To give an example of just how much I have cost myself because of this, a family member, who is very dear to me, runs a very successful business, which I was very fortunate to be a part of. During my period of employment within this business, I was offered a chance to rise to the very top of the business, and countless other opportunities that financially would have been the making of me, and would have seen me become successful beyond my wildest dreams. In my mind and in my soul, I wished, I desired to take these opportunities with both hands and run with them, yet even when I forced myself to be studious, my internal tangents would begin, my thoughts would evade the matter at hand, chaos would ensue, and the opportunities I desired, were not grasped.
These opportunities were once in a lifetime for me, and to this day I regret being unable to take them through to completion. I feel to this very day, that I failed my family member and their aspirations for me, as well as myself.

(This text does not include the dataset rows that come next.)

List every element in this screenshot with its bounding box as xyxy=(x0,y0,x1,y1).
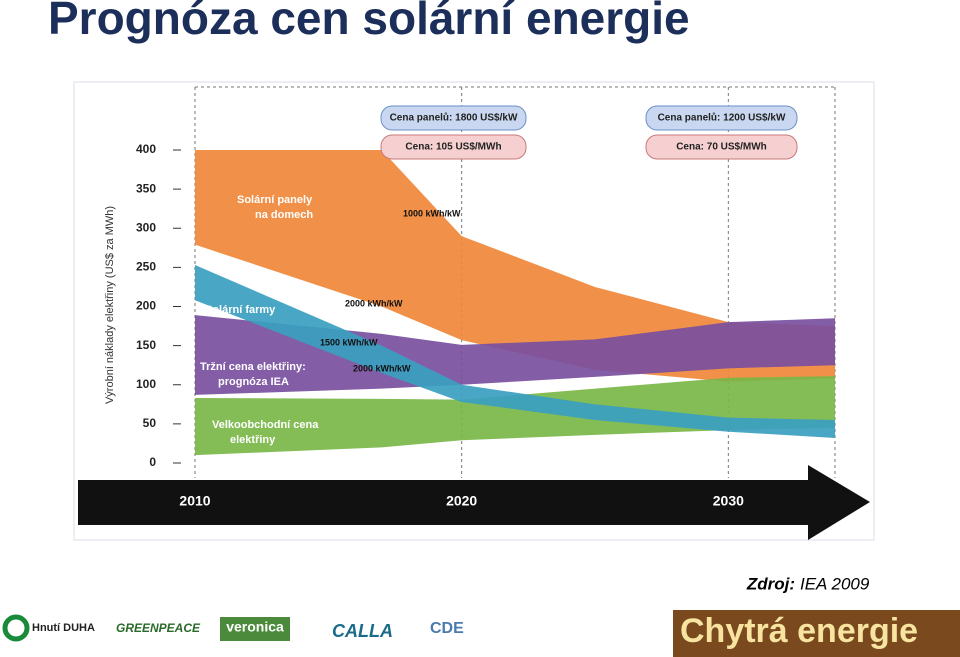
annotation: 1500 kWh/kW xyxy=(320,337,378,347)
band xyxy=(195,150,835,382)
y-tick-label: 250 xyxy=(136,260,156,274)
y-tick-label: 0 xyxy=(149,455,156,469)
logo: GREENPEACE xyxy=(116,621,201,635)
price-box xyxy=(645,105,798,131)
source-label: Zdroj: xyxy=(746,574,795,593)
y-tick-label: 350 xyxy=(136,181,156,195)
logo: veronica xyxy=(226,619,284,635)
logo-icon xyxy=(2,614,30,642)
price-box-label: Cena: 105 US$/MWh xyxy=(405,142,501,153)
y-tick-label: 100 xyxy=(136,377,156,391)
logo: CALLA xyxy=(332,621,393,641)
logos: Hnutí DUHA GREENPEACE veronica CALLA CDE… xyxy=(2,610,960,657)
annotation: 1000 kWh/kW xyxy=(403,208,461,218)
band xyxy=(195,376,835,456)
y-tick-label: 150 xyxy=(136,338,156,352)
x-tick-label: 2030 xyxy=(713,493,744,509)
y-tick-label: 200 xyxy=(136,299,156,313)
logo: Hnutí DUHA xyxy=(32,622,95,634)
price-box-label: Cena panelů: 1200 US$/kW xyxy=(658,112,786,124)
series-label: Solární farmy xyxy=(205,304,276,316)
y-tick-label: 400 xyxy=(136,142,156,156)
price-box xyxy=(380,134,527,160)
series-label: Solární panely na domech xyxy=(237,194,313,221)
x-tick-label: 2020 xyxy=(446,493,477,509)
price-box-label: Cena: 70 US$/MWh xyxy=(676,142,767,153)
time-arrow xyxy=(78,465,870,540)
slide-title: Prognóza cen solární energie xyxy=(48,0,690,44)
y-tick-label: 50 xyxy=(143,416,157,430)
price-box xyxy=(380,105,527,131)
band xyxy=(195,265,835,438)
logo: CDE xyxy=(430,620,464,637)
logo: Chytrá energie xyxy=(680,612,918,650)
annotation: 2000 kWh/kW xyxy=(353,363,411,373)
x-tick-label: 2010 xyxy=(179,493,210,509)
price-box-label: Cena panelů: 1800 US$/kW xyxy=(390,112,518,124)
annotation: 2000 kWh/kW xyxy=(345,298,403,308)
logo-box xyxy=(673,610,960,657)
series-label: Velkoobchodní cena elektřiny xyxy=(212,419,319,446)
y-axis-label: Výrobní náklady elektřiny (US$ za MWh) xyxy=(104,206,116,404)
price-box xyxy=(645,134,798,160)
series-label: Tržní cena elektřiny: prognóza IEA xyxy=(200,361,306,388)
logo-box xyxy=(220,617,290,641)
source-text: IEA 2009 xyxy=(800,574,870,593)
y-tick-label: 300 xyxy=(136,220,156,234)
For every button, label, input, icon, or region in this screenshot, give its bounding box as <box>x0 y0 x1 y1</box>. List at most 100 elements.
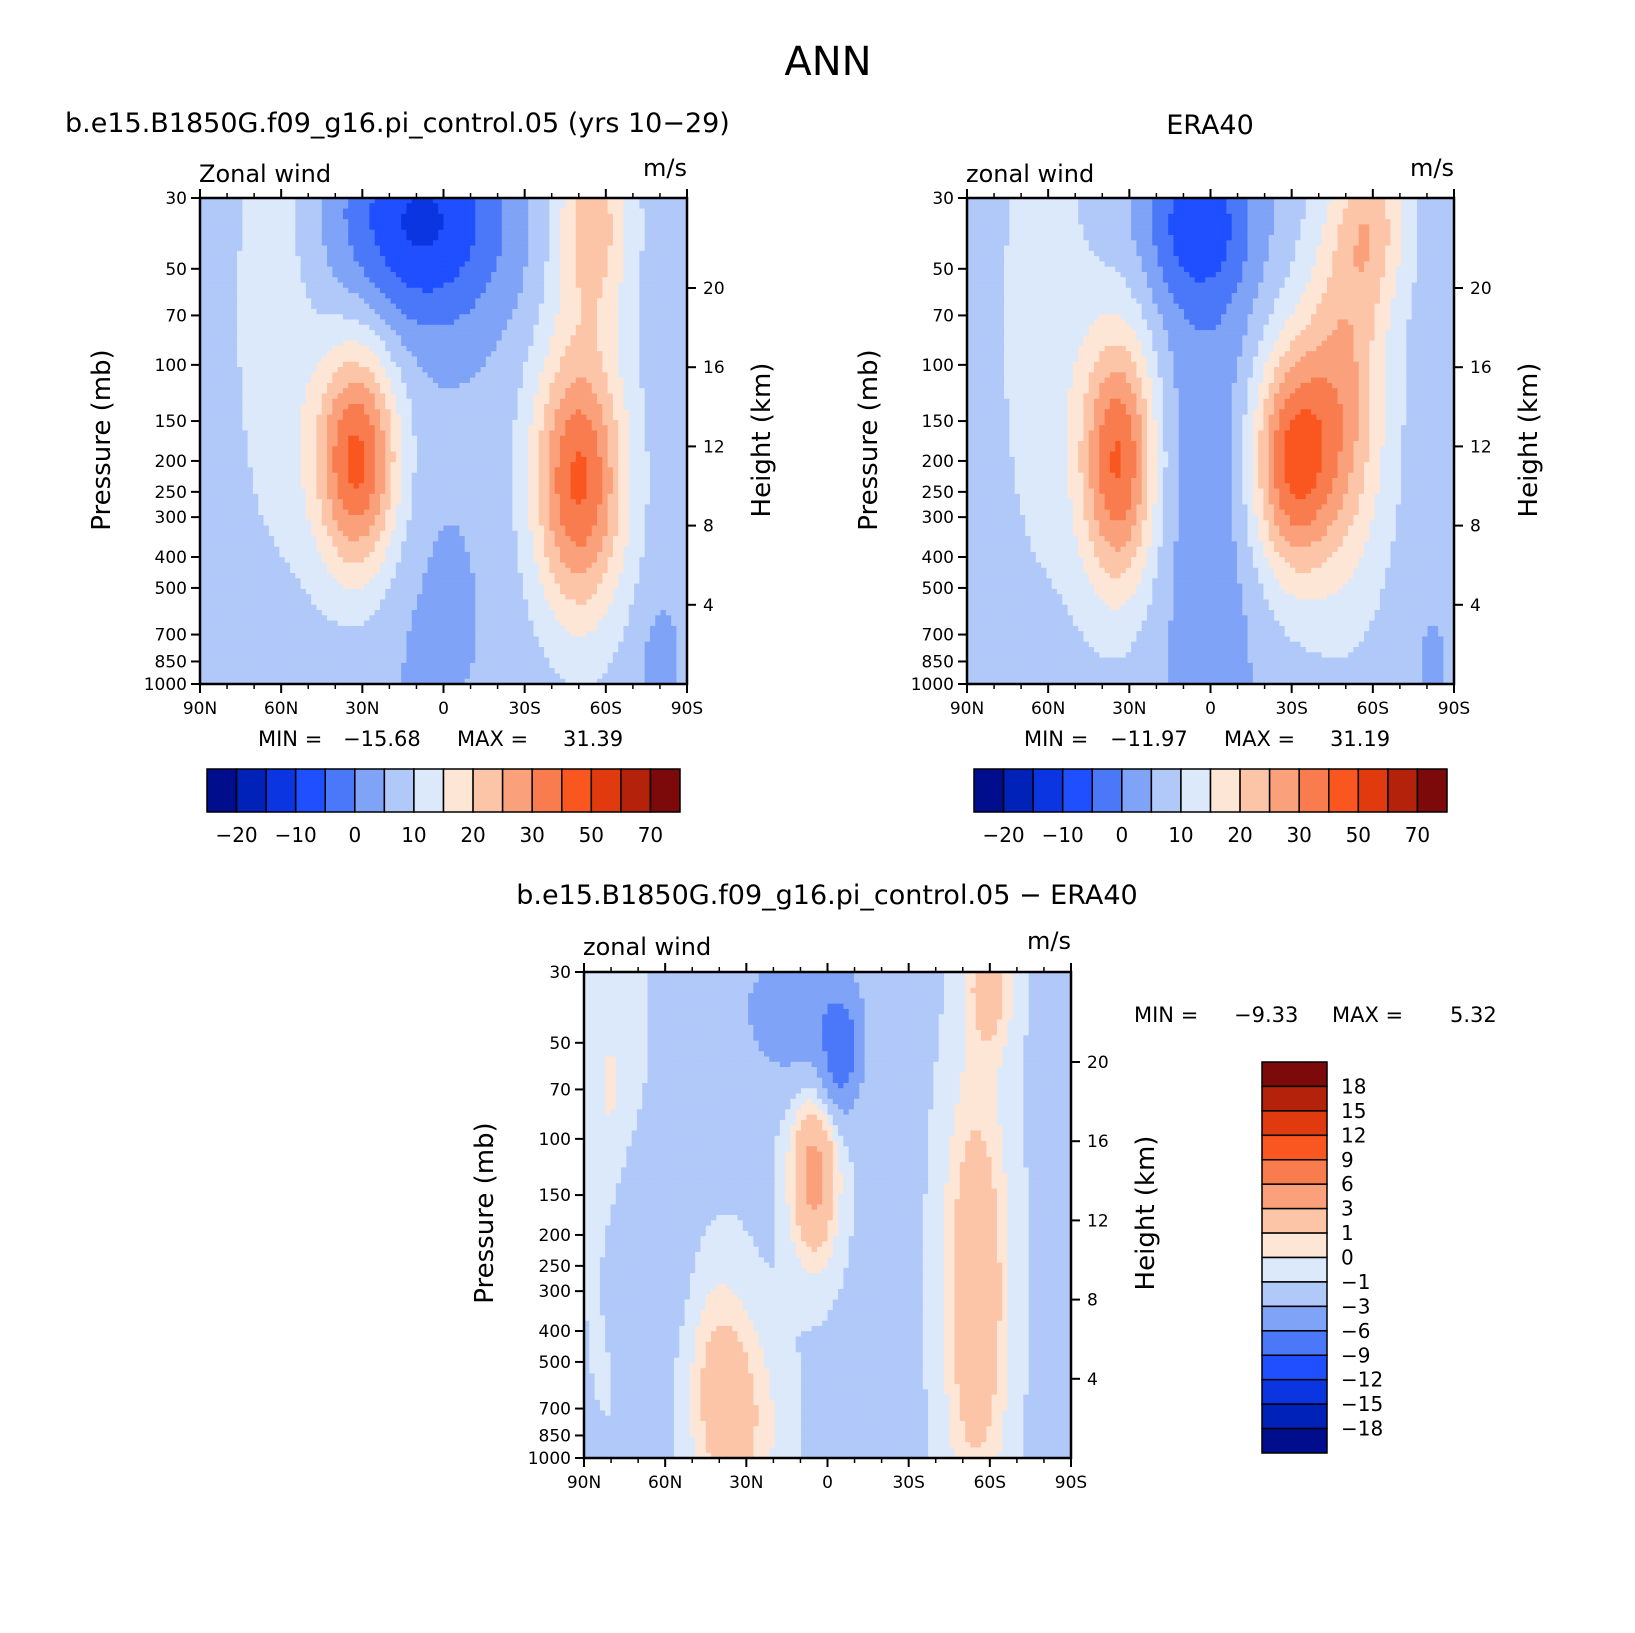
contour-cell <box>660 467 667 474</box>
contour-cell <box>300 367 307 373</box>
contour-cell <box>364 219 370 226</box>
contour-cell <box>242 314 249 321</box>
contour-cell <box>469 324 476 331</box>
contour-cell <box>348 203 355 210</box>
contour-cell <box>205 361 212 368</box>
contour-cell <box>284 367 291 373</box>
contour-cell <box>485 256 492 262</box>
contour-cell <box>401 419 408 426</box>
contour-cell <box>438 409 445 416</box>
contour-cell <box>369 293 376 299</box>
contour-cell <box>533 361 540 368</box>
contour-cell <box>231 293 238 299</box>
contour-cell <box>305 414 312 421</box>
contour-cell <box>353 266 360 273</box>
contour-cell <box>252 324 259 331</box>
contour-cell <box>268 345 275 352</box>
contour-cell <box>327 234 333 241</box>
contour-cell <box>332 330 339 336</box>
contour-cell <box>337 472 344 479</box>
contour-cell <box>289 298 296 305</box>
contour-cell <box>671 472 678 479</box>
contour-cell <box>454 441 460 447</box>
contour-cell <box>512 477 519 484</box>
contour-cell <box>258 404 265 410</box>
contour-cell <box>491 266 498 273</box>
contour-cell <box>432 472 439 479</box>
contour-cell <box>258 446 265 453</box>
contour-cell <box>464 271 471 278</box>
contour-cell <box>305 393 312 400</box>
contour-cell <box>612 282 619 289</box>
contour-cell <box>279 229 286 236</box>
contour-cell <box>247 430 254 437</box>
contour-cell <box>390 198 397 204</box>
contour-cell <box>279 234 286 241</box>
contour-cell <box>274 367 280 373</box>
contour-cell <box>575 419 582 426</box>
contour-cell <box>289 219 296 226</box>
contour-cell <box>300 435 307 442</box>
contour-cell <box>612 356 619 363</box>
contour-cell <box>300 229 307 236</box>
contour-cell <box>671 277 678 284</box>
contour-cell <box>221 219 228 226</box>
contour-cell <box>591 224 598 231</box>
contour-cell <box>628 414 635 421</box>
contour-cell <box>591 198 598 204</box>
contour-cell <box>200 404 206 410</box>
contour-cell <box>247 314 254 321</box>
contour-cell <box>554 430 561 437</box>
contour-cell <box>628 282 635 289</box>
contour-cell <box>348 234 355 241</box>
contour-cell <box>263 308 270 315</box>
contour-cell <box>544 308 550 315</box>
contour-cell <box>480 425 487 432</box>
contour-cell <box>379 430 386 437</box>
contour-cell <box>406 361 413 368</box>
contour-cell <box>337 398 344 405</box>
contour-cell <box>522 287 529 294</box>
contour-cell <box>676 467 683 474</box>
contour-cell <box>237 324 243 331</box>
contour-cell <box>311 367 318 373</box>
contour-cell <box>507 277 513 284</box>
contour-cell <box>581 441 588 447</box>
contour-cell <box>348 224 355 231</box>
contour-cell <box>554 435 561 442</box>
contour-cell <box>364 435 370 442</box>
contour-cell <box>591 335 598 342</box>
contour-cell <box>258 441 265 447</box>
contour-cell <box>512 198 519 204</box>
contour-cell <box>655 398 662 405</box>
contour-cell <box>485 340 492 347</box>
contour-cell <box>464 213 471 220</box>
contour-cell <box>512 219 519 226</box>
contour-cell <box>263 219 270 226</box>
contour-cell <box>660 409 667 416</box>
contour-cell <box>544 382 550 389</box>
contour-cell <box>607 425 614 432</box>
contour-cell <box>681 229 688 236</box>
contour-cell <box>496 256 503 262</box>
contour-cell <box>210 330 217 336</box>
contour-cell <box>597 446 603 453</box>
contour-cell <box>427 208 434 215</box>
contour-cell <box>268 451 275 458</box>
contour-cell <box>263 419 270 426</box>
contour-cell <box>549 335 556 342</box>
contour-cell <box>634 382 640 389</box>
contour-cell <box>316 245 323 252</box>
contour-cell <box>242 261 249 268</box>
contour-cell <box>337 377 344 384</box>
contour-cell <box>358 472 365 479</box>
contour-cell <box>602 229 609 236</box>
contour-cell <box>337 382 344 389</box>
contour-cell <box>597 240 603 247</box>
contour-cell <box>544 203 550 210</box>
contour-cell <box>289 256 296 262</box>
contour-cell <box>448 456 455 463</box>
contour-cell <box>559 229 566 236</box>
contour-cell <box>581 472 588 479</box>
contour-cell <box>295 382 302 389</box>
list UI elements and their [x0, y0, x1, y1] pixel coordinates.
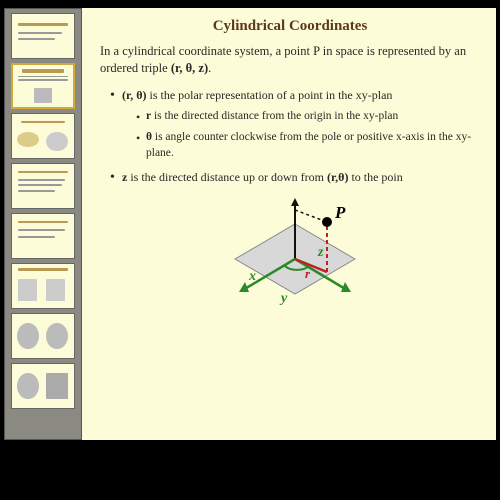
- sub-list-1: r is the directed distance from the orig…: [122, 109, 490, 162]
- label-y: y: [279, 291, 288, 306]
- sub-1a: r is the directed distance from the orig…: [136, 109, 490, 125]
- diagram-svg: x y z r P: [205, 194, 385, 314]
- thumbnail-panel[interactable]: [4, 8, 82, 440]
- slide-thumb-6[interactable]: [11, 263, 75, 309]
- slide-thumb-7[interactable]: [11, 313, 75, 359]
- bullet-1: (r, θ) is the polar representation of a …: [110, 87, 490, 162]
- app-window: Cylindrical Coordinates In a cylindrical…: [0, 0, 500, 500]
- slide-thumb-5[interactable]: [11, 213, 75, 259]
- intro-triple: (r, θ, z): [171, 61, 208, 75]
- sub-1b: θ is angle counter clockwise from the po…: [136, 130, 490, 161]
- z-arrow: [291, 198, 299, 206]
- label-z: z: [317, 245, 324, 260]
- slide-thumb-2[interactable]: [11, 63, 75, 109]
- b1-rest: is the polar representation of a point i…: [146, 88, 392, 102]
- b2-rest: to the poin: [348, 170, 402, 184]
- b1-bold: (r, θ): [122, 88, 146, 102]
- slide-title: Cylindrical Coordinates: [90, 18, 490, 35]
- label-p: P: [334, 203, 346, 222]
- label-x: x: [248, 269, 256, 284]
- b2-mid: is the directed distance up or down from: [127, 170, 327, 184]
- point-p: [322, 217, 332, 227]
- b1b-rest: is angle counter clockwise from the pole…: [146, 131, 471, 159]
- slide-content: Cylindrical Coordinates In a cylindrical…: [82, 8, 496, 440]
- top-dash: [295, 210, 327, 222]
- bullet-list: (r, θ) is the polar representation of a …: [100, 87, 490, 186]
- slide-thumb-1[interactable]: [11, 13, 75, 59]
- b1a-rest: is the directed distance from the origin…: [151, 110, 398, 122]
- slide-thumb-8[interactable]: [11, 363, 75, 409]
- b2-bold2: (r,θ): [327, 170, 348, 184]
- bullet-2: z is the directed distance up or down fr…: [110, 169, 490, 185]
- intro-prefix: In a cylindrical coordinate system, a po…: [100, 44, 466, 75]
- slide-thumb-4[interactable]: [11, 163, 75, 209]
- intro-suffix: .: [208, 61, 211, 75]
- coordinate-diagram: x y z r P: [205, 194, 385, 314]
- intro-text: In a cylindrical coordinate system, a po…: [100, 43, 490, 77]
- slide-thumb-3[interactable]: [11, 113, 75, 159]
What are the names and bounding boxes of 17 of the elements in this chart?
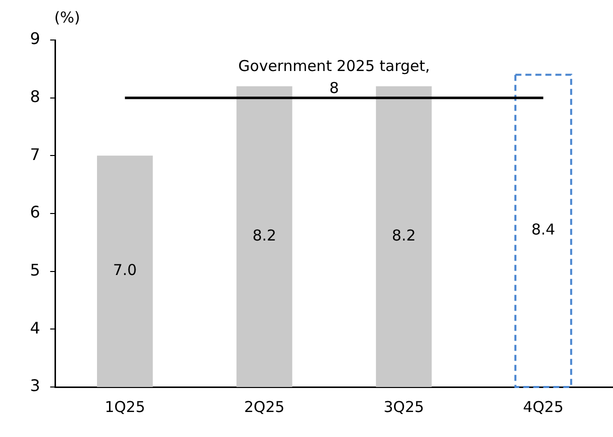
y-tick-label: 4	[30, 318, 40, 338]
x-tick-label: 3Q25	[384, 398, 424, 416]
data-label: 7.0	[112, 261, 137, 280]
y-tick-label: 8	[30, 86, 40, 106]
y-axis-title: (%)	[54, 8, 80, 26]
data-label: 8.2	[252, 226, 276, 245]
x-tick-label: 1Q25	[104, 398, 146, 416]
data-label: 8.2	[392, 226, 416, 245]
x-tick-label: 2Q25	[244, 398, 285, 416]
x-tick-label: 4Q25	[523, 398, 564, 416]
y-tick-label: 3	[30, 376, 40, 396]
ref-line-label: Government 2025 target, 8	[238, 56, 430, 97]
y-tick-label: 7	[30, 144, 40, 164]
y-tick-label: 9	[30, 29, 40, 48]
y-tick-label: 6	[30, 202, 40, 222]
y-tick-label: 5	[30, 260, 40, 280]
data-label: 8.4	[531, 220, 556, 239]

It burns me that someone I cared about deeply, had high hopes and aspirations for me, and that I let them down and failed every single one of those hopes and dreams.
At times I sit here with the desire to turn back the clock, to traverse the sands of time, return to those moments and achieve what I failed to do, to set myself on the path that those opportunities should have taken me, yet I know such a thing is not possible. I live in vain hope that I will be able to learn from these mistakes and ensure I succeed in other opportunities that present themselves. However I am also fraught with worry that history may repeat itself and that I may fail once more.
There are times where I wish I would lean far more on the side of normalcy rather than be so close to the lunatic fringe. There is an old saying that there is a fine line between genius and madness, I feel I am neither, yet I fret that I walk a similar line, though the line for me is drawn between creativity and lunacy.
Perhaps I should be clear on what I mean by lunacy, I do not mean lunacy in the medical term, but rather simply refer to chaos. As I explained in my one of my previous blogs entitled Mental Chaos (https://wordpress.com/post/81551707/19/) my mind is in perpetual flux, and I would dread to enter a point, where the flux is far more chaotic, ferocious and eternal. It is currently in perpetual flux, albeit in a somewhat manageable manner, allowing for creative and linguistic freedom.
My fear is that it becomes unmanageable and the creative spark that lies within is lost. At that point, everything shall become a cacophony of sound, which could then be the eventual decline and degradation of my mental faculties from a creative perspective, and leave me unable to bear any semblance of any clear or concise cognitive thought.
Thus so, I am brought unto today, unto the precipice between creativity and chaos, perennially balancing, between hope and aspiration, that I may be able to bring some structure to perpetual chaos, some rigidity to continual flux. Hoping that lessons will remain and be remembered, in order to surpass and excel through the trials and tribulations of the lunatic fringe, and find myself amongst the confines of normalcy, albeit with a creative and linguistic flair.